Have Stephen Colbert and Jon Stewart crossed the line?

The comedians' upcoming rallies will mock Glenn Beck's histrionics. But are they becoming too shrill themselves?

By Mary Elizabeth Williams

Senior Writer

Published September 21, 2010 7:34PM (EDT)

It started, as everything else in 2010 has, with a Web campaign.

In the wake of Glenn Beck's "Restoring Honor" at the Washington Monument last month ("honor" being a version of reality that existed on television shows in the 1950s) the flabbergasted, considerably less honor-driven denizens of social media mounted their own campaign to coax Stephen Colbert into whipping up his own rally to "restore truthiness." And in the blink of Betty White's eye, what the people demanded, first via Reddit and then on the inevitable Facebook page, became what the people got.

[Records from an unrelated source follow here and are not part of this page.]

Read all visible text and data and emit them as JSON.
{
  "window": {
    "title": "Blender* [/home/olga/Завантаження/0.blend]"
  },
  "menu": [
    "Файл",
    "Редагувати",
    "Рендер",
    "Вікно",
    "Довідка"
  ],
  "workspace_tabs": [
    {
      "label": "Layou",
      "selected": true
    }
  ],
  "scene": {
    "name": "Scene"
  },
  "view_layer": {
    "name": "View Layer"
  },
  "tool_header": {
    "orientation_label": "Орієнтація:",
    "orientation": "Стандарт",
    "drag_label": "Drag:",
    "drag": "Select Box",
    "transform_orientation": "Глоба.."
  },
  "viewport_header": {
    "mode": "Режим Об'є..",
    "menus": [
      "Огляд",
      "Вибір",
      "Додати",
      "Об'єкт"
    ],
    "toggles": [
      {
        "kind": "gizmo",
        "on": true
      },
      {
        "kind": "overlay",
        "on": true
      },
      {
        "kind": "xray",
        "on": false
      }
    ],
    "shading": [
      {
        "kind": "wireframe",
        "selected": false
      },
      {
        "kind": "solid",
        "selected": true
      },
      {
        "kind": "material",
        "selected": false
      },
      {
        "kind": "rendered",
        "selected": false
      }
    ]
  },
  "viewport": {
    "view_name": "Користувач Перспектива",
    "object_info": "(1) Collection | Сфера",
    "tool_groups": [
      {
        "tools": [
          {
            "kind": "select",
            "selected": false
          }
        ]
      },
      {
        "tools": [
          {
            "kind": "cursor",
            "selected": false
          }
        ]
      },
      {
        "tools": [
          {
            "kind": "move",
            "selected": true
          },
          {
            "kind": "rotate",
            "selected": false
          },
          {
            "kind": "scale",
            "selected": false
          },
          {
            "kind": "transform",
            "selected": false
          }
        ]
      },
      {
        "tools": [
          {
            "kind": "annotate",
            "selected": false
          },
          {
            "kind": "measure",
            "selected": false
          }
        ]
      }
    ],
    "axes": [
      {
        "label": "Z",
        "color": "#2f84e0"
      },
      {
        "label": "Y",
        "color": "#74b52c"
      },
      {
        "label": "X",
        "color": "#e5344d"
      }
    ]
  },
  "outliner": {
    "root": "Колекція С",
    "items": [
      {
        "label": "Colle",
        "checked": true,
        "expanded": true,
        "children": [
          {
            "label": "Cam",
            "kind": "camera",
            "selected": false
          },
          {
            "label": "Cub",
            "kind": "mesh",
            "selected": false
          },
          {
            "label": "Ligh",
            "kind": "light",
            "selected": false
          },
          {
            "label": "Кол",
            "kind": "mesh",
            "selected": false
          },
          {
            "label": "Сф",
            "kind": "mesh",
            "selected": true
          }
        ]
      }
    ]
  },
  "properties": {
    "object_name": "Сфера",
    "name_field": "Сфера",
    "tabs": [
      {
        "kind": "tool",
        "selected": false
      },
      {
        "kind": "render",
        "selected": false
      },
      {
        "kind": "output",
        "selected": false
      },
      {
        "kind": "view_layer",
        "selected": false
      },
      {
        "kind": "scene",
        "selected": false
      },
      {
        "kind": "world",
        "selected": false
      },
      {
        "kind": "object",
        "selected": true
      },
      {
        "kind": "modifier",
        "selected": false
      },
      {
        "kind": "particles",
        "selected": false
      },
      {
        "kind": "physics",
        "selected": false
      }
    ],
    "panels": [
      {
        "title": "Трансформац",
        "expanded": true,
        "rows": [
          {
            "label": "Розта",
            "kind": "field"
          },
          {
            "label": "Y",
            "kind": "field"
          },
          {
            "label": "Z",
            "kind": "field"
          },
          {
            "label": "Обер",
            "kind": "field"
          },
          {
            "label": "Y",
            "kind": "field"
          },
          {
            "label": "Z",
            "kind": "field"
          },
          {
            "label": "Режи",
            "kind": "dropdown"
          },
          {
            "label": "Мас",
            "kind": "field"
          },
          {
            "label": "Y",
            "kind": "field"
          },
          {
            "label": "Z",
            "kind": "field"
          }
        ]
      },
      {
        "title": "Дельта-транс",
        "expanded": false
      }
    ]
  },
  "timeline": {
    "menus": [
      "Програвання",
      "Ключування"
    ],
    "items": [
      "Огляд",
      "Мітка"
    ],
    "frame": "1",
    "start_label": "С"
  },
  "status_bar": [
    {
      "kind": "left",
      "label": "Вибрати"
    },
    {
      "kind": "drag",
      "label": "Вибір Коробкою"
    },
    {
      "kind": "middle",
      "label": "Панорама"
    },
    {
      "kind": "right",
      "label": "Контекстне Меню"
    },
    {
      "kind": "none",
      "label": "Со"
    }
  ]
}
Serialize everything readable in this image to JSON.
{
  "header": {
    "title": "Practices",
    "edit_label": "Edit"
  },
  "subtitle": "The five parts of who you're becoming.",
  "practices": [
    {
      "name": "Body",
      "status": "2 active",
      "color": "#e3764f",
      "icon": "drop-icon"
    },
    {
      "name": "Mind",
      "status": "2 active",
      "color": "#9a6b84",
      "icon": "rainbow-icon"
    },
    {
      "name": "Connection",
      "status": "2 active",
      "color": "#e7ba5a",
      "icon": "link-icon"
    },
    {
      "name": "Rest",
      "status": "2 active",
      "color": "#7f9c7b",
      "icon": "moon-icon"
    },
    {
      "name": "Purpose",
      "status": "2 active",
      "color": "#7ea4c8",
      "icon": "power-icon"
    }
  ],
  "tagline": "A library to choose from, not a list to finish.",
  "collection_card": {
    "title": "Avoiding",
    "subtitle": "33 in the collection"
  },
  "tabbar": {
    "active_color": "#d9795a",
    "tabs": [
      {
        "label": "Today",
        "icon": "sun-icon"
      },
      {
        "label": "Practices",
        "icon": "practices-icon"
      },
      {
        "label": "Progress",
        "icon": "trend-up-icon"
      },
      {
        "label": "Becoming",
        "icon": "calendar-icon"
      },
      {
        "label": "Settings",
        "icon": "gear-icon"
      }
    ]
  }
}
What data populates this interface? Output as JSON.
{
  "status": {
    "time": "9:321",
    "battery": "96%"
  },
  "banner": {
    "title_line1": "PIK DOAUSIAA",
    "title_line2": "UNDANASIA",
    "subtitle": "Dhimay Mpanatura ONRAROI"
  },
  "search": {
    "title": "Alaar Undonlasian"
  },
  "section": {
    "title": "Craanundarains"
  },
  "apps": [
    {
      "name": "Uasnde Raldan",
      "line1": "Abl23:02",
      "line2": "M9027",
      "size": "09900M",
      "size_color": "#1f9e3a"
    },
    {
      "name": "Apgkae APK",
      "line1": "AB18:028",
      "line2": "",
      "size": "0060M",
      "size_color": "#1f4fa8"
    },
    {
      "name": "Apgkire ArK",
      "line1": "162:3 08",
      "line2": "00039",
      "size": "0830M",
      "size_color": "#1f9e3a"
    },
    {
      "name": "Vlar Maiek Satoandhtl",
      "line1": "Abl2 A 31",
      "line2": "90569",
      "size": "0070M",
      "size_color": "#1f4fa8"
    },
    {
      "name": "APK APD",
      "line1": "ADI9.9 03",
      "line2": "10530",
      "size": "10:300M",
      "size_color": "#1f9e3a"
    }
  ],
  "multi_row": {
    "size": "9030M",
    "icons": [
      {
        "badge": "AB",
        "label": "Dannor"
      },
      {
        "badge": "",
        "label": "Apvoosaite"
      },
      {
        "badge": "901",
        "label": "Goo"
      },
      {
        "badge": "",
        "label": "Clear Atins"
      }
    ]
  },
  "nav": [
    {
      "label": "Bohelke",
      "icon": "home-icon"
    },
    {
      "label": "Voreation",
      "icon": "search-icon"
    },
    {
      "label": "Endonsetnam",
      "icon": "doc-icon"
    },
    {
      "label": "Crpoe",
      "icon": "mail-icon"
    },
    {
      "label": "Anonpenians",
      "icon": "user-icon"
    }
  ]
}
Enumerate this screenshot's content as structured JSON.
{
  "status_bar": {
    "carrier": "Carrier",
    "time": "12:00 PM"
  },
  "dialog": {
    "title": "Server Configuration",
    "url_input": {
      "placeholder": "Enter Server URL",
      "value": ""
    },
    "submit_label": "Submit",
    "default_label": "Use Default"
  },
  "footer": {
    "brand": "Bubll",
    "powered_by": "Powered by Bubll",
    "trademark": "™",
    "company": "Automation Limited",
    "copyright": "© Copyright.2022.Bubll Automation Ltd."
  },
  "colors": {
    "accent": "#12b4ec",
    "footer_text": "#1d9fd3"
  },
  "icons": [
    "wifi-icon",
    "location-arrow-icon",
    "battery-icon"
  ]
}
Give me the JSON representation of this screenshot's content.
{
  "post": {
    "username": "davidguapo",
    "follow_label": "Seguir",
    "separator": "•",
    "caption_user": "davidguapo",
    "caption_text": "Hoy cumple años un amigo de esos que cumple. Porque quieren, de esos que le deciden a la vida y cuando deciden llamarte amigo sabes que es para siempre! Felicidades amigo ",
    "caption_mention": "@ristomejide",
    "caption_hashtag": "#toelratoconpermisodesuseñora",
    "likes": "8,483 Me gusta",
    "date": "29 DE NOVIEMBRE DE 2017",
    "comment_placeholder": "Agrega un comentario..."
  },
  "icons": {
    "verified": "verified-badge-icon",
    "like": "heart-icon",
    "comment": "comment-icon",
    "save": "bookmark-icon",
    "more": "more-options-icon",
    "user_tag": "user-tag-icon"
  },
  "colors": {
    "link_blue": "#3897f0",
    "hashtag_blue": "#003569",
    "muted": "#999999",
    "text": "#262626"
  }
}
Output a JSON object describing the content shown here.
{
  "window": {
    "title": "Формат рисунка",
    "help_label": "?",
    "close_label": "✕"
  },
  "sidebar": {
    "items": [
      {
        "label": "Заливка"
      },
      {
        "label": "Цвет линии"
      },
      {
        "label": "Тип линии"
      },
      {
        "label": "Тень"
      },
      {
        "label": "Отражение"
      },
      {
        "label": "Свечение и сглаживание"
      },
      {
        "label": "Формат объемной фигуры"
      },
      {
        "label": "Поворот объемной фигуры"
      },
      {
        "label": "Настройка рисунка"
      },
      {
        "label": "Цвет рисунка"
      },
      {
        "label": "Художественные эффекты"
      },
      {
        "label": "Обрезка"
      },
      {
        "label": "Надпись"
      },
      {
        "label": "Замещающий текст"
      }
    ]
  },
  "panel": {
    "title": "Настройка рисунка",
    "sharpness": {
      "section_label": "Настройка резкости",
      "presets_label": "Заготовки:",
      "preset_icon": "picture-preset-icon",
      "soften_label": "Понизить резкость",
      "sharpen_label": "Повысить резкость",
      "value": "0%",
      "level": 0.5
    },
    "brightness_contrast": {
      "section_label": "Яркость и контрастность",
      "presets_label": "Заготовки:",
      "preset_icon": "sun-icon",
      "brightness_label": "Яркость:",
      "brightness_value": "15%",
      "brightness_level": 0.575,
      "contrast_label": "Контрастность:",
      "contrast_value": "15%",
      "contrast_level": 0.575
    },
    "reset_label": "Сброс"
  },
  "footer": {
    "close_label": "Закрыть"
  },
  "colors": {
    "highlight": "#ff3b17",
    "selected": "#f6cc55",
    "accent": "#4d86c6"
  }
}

On Thursday, not only did everyone's favorite faux conservative Colbert indeed announce a "March to Keep Fear Alive," but everyone's favorite faux news anchor Jon Stewart unveiled his dueling "Rally to Restore Sanity" for Oct. 30. As a source involved in coordinating the events told Politico Monday, "Glenn Beck makes a big deal out of how, 'whatever you believe, all these people are really passionate about the issues, and look at this amazing turnout.' We’re going to show you how ridiculous Glenn Beck is because we’re going to put two comics up there and they’re going to have more people." Yay! Our side gets its very own hollow gesture, too!

There's something undeniably frustrating about watching a bunch of yahoos bluster around acting like they own what is ostensibly also our country. Hey, wackypacks, we abortion-loving immigrant homosexual non-Christians are America too. Yet the joke must be a little too clever for my eyes when the Rally to Restore Sanity is described as the one "for the people who think shouting is annoying, counterproductive, and terrible for your throat; who feel that the loudest voices shouldn't be the only ones that get heard." And we shall do that by ... having a rally.

Remember how you and your buds ironically started calling each other "dude" freshman year? And now it's many years later and you still do? At a certain point even sarcasm jumps the shark. Oh no, you politely rebut. See, we're doing it to be funny. Plus we're right and they're wrong. 

It's just that it's tough to tread in the muck of parody and not wind up bearing an uncanny resemblance to the things we despise. Colbert has managed to do a brilliant job of it for years now, playing the part of platitude-spouting clueless patriot to hilarious effect. But how much difference is there anymore between a Glenn Beck pompously telling an audience of acolytes exactly what it wants to hear, and Jon Stewart doing it? How much self-congratulation about how much better our side is than their side can there be to go around? And I'm saying this as someone who views "The Daily Show" and "Colbert Report" as light in the darkness of insanity, who would eat a bowl of broken glass just to touch the hem of Stewart or Colbert's pants.

When their fans watch and listen to the Glenn Becks of the world and bring their fervor to the Capitol, it looks scary as hell to many of us, because those honor-restoring lunatics have the eye of the tiger. They campaign and they vote. They want to get stuff done. On a very deep and dispiriting level, it feels like we just want to be entertained.

Ultimately, what's the real use of drumming up a lot of people for the greatest rodeo clown routine in America history? For many of us this journey to D.C. is an opportunity to stand together united against idiocy sounds like both a great day out and a show of strength, but that doesn't mean it's not a Comedy Central-fueled ego trip as well. There may be a degree of smug, do-you-people-see-how-ridiculous-you-appear? satisfaction to be had, but after we stop patting ourselves on the backs, then what? When do we stop snarking and start doing? If Colbert and Stewart's comedic gesture manages to get some butts off the couch, off the couch they must stay.

And if we want to out-Beck the Beck zanies, to beat them at their own game, we can't just emulate their absurdity. Three days after the rallies are over and the yuks have died down, on Election Day, we can go to the polls and channel their motivated, organized outrage.